Maybe I'm naive....I sort of think that if I have this open adoption and the information about her adoption and birth family is always available from day one to Cambria (her birth parent's picture is on her dresser), that when she is 18 she won't think of her adoption as mysterious and suddenly run off and try and reunite with her birth family and live happily ever after....because she'll have grown up knowing them all along.

Anyways- I ordered Cambria's 1st birthday outfit for her party today.  OMG- so cute!

Wednesday, September 4, 2013

September! Nostalgia!

Sept. 4th...already?!?!  On this day last year, Cambria was making her way to enter the world in 19 more days...on September 23rd!  The only thing?  I didn't know it at the time!  I didn't get "The Call" until Sept. 21st that she was going to be my baby girl, and at that point, I thought I had a little more time to get everything ready for her arrival!  She was due October 10th.  So I had 19 more days from that day until October 10th to prepare, or so I thought.  That's weird that both are 19 days apart!

Anyways...I only told a few close people that we were matched.  I was still stinging from our horrible adoption fall-through the year before.  Sunday the 23rd I was taking my kids to the pool for swimming lessons, and I got another important call....Cambria's birthmom J was in labor!  5 cm dilated!  In a state that was literally on the other side of the country!  I remember being at the pool while they were at their lessons, and I was pacing and so fidgety and giddy and excited!!  Dave booked me a flight on the red eye, my parents came up to my house, and my dad drove me to the airport!  I talked to J on the phone on the way to the airport, Cambria had been born, and she was definitely a she (no surprises!).   I was about to get on the plane, and I knew that no matter what happened, my life would never be the same again!

A really hard part of all of this was that we didn't tell very many people.  It was so hard to talk about our previous failed adoption.  I knew I couldn't face everyone in my small town if this adoption fell through also.  I had to wait until October 2nd to post anything on FB...that's when her revocation period ended.  I was dying to share my exciting news with everyone!  I remember texting my close friends and mom the daily picture of Cambria until I could post pics on FB.  :)

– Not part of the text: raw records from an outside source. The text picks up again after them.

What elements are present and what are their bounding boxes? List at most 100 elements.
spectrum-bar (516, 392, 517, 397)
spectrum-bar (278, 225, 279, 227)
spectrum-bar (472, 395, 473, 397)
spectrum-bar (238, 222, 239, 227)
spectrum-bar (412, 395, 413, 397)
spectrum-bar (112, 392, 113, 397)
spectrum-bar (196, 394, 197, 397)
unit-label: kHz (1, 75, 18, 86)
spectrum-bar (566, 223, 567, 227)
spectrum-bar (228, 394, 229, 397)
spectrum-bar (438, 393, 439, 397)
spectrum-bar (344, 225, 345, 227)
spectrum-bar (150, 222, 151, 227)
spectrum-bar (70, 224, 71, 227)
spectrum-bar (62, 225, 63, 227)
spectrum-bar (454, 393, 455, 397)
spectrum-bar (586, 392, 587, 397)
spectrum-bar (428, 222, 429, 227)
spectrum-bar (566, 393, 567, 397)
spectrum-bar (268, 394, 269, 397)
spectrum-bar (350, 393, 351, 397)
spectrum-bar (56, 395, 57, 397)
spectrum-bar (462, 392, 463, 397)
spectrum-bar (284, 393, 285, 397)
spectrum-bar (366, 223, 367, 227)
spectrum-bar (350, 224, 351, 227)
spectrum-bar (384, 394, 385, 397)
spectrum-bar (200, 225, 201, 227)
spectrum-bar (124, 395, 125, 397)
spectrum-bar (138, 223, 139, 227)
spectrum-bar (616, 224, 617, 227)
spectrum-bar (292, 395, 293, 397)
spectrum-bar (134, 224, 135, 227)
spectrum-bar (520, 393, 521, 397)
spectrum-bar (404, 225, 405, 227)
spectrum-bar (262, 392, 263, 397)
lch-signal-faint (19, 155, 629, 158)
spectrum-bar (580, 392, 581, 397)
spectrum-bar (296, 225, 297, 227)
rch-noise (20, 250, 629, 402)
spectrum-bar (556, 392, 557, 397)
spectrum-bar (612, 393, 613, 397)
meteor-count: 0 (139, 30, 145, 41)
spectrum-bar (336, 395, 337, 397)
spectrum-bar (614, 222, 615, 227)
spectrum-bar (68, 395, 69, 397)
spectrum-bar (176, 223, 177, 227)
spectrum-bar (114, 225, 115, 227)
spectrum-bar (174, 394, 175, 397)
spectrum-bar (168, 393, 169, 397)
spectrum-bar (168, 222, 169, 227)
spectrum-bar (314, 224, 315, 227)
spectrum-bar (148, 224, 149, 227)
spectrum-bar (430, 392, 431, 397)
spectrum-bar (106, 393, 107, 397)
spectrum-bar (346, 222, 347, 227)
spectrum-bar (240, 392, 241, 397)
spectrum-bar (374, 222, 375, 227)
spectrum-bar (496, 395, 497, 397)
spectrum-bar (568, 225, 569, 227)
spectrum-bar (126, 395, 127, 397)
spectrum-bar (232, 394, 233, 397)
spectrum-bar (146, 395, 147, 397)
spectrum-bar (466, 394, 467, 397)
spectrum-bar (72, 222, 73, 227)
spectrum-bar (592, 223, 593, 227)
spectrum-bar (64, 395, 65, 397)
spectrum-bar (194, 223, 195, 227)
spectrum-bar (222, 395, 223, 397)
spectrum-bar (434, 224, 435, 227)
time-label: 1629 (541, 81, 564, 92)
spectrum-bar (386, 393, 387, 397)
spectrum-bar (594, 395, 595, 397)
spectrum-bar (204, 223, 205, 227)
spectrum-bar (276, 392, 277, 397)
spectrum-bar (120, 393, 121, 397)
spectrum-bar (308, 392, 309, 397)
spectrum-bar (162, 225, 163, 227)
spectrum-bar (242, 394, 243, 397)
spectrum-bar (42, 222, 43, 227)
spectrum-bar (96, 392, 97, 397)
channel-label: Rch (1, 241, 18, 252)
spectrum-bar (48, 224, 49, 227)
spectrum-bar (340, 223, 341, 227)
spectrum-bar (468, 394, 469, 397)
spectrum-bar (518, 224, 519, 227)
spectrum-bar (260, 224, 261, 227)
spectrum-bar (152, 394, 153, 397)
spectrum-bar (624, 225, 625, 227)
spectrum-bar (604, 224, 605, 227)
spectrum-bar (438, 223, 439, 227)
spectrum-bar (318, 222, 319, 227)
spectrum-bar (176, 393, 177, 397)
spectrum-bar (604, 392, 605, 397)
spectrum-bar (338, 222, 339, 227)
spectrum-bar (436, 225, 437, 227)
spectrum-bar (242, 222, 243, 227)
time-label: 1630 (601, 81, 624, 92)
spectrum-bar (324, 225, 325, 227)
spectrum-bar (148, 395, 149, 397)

It was such an exciting, exhilarating time in my life.  Meeting my daughter for the first time, bringing her home, etc.  I know Cambria is our last baby.  I am ok with that.  But I am sad that I won't get to experience that moment in time again.  This moment is so different with an adoption vs. actually delivering the baby yourself, obviously.  I am glad I got to experience both, as I've said before.  But the interesting thing?  If I were to ever do it again, I'd want to do another adoption vs. have a biological baby.  I've had 3 children, and maybe it's because I had such hideous pregnancies, but I don't really want to be pregnant again.

The only thing that sucks about this?  There are 2 birthparents, on the other side of the country, that had to lose a piece of themselves and be heartbroken so that I can experience the joys of raising a daughter.

In honor of Cambria and her birthday this month, I think I'll blog a little bit each time about her birth story.  I don't think I've ever talked about it on FB.